National Needs Fellowship Program Focuses on Training Leaders

PULLMAN, Wash. – Washington State University has received a $258,000 National Needs Fellowship grant from the U. S. Department of Agriculture to help train the next generation of policy makers, educators and researchers in agriculture.

Markus Flury, Washington State University professor of soil physics.
Markus Flury, Washington State University professor of soil physics. Click image for a high resolution version.

The grant, in the form of fellowships, will support three Ph.D. students for three to four years. WSU was one of 12 universities selected by the USDA to receive NNF grants for fiscal year 2008. The program targets a number of areas short in expertise, including agricultural systems engineering, agricultural management and economics, and sustainable sciences.

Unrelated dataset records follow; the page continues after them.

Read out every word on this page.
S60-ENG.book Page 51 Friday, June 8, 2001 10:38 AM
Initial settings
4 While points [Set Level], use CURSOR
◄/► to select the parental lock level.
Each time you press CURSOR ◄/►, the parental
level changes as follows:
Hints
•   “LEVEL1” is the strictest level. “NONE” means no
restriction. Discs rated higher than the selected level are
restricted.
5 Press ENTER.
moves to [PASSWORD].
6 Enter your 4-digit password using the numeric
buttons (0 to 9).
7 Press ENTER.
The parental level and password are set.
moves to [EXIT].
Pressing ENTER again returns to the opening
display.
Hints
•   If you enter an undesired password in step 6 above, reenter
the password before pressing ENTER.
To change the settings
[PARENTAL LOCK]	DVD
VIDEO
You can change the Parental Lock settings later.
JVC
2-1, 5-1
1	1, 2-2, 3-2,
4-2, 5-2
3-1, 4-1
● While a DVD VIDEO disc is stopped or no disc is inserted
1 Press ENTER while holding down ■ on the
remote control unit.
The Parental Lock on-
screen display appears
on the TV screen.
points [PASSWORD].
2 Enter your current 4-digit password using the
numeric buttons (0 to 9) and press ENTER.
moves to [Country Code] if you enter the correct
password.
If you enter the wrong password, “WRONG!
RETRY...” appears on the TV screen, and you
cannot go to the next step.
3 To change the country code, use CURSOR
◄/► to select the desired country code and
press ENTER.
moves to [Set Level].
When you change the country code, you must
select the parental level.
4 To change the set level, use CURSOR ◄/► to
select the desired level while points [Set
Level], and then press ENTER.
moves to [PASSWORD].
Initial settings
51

Markus Flury, professor of soil physics; Joan Wu, associate professor of biological systems engineering; Claudio Stockle, chair of biosystems engineering; and Ray Huffaker and Phil Wandschneider, professors in the School of Economic Sciences, are actively seeking suitable candidates for the multi-disciplinary doctoral graduate fellowship program. They developed WSU’s proposal which focuses on sustainable development and natural and natural resource management.

Research can be done in any of the three departments, but the main focus is biological systems engineering and economics, according to Flury. “Fellows will have a lot of leeway to choose research,” he said. “There aren’t many strings attached regarding the research topics.”

The fellowship includes an internship at the University of Bologna in Italy. “Students will have the opportunity, in their second year, to go to Bologna for two to three months to take courses and do research,” Flury said. Each fellow will receive an $8,000 travel allowance to cover the expense of international internship as well as Italian language training before going.

Flury has had about a dozen inquiries since he started recruiting students in December. Two engineering students have been accepted for the fall 2009 semester. One more fellowship is available for the spring 2010 semester.

Applications from underrepresented minorities and first generation college students are encouraged. “One important goal of the program is to recruit minority students,” Flury said.